Nada disso talvez pareça tão estranho quando você entende que não estamos falando do modo de preparar o arroz para a refeição, mas do método que os indianos usam para beneficiar os grãos na época da colheita. Então, o que é feito no beneficiamento, e por quê? Um exame do arroz e de como o grão é preparado para servir como alimento dará respostas esclarecedoras.

Alimento básico de milhões de pessoas

Descobertas arqueológicas e registros antigos indicam que o arroz era cultivado na Índia e na China já no terceiro milênio AEC. Os antigos habitantes da Índia o chamavam de dhanya, “sustentador da raça humana”. Esse termo ainda é apropriado, porque mais pessoas subsistem à base de arroz do que de qualquer outro produto agrícola. A maior parte delas vive na Ásia, onde, segundo certa fonte, mais de 600 milhões de pessoas tiram do arroz metade do consumo calórico diário e onde se produz e consome mais de 90% do arroz do mundo.

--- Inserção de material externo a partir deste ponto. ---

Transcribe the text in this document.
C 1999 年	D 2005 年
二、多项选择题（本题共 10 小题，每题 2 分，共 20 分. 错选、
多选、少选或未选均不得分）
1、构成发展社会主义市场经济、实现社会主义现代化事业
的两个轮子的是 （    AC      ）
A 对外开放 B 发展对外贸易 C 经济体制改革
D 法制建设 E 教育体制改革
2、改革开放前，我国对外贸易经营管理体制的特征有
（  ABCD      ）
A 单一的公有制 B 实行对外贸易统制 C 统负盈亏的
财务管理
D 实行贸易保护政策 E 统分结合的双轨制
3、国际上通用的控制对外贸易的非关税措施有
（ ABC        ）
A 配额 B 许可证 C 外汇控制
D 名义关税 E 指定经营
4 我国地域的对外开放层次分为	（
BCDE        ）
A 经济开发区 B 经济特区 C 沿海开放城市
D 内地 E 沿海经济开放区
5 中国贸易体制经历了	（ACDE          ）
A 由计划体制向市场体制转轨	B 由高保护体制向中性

O delta do Ganges, uma região úmida e tropical, é uma das principais áreas de produção de arroz no mundo. Chuvas copiosas e altas temperaturas, bem como muita mão-de-obra, fazem dessa região um lugar ideal para o cultivo de arroz. Aceitemos o convite dos amigos que temos nessa região, residentes em um vilarejo, e vejamos ao vivo a colheita e o beneficiamento do arroz.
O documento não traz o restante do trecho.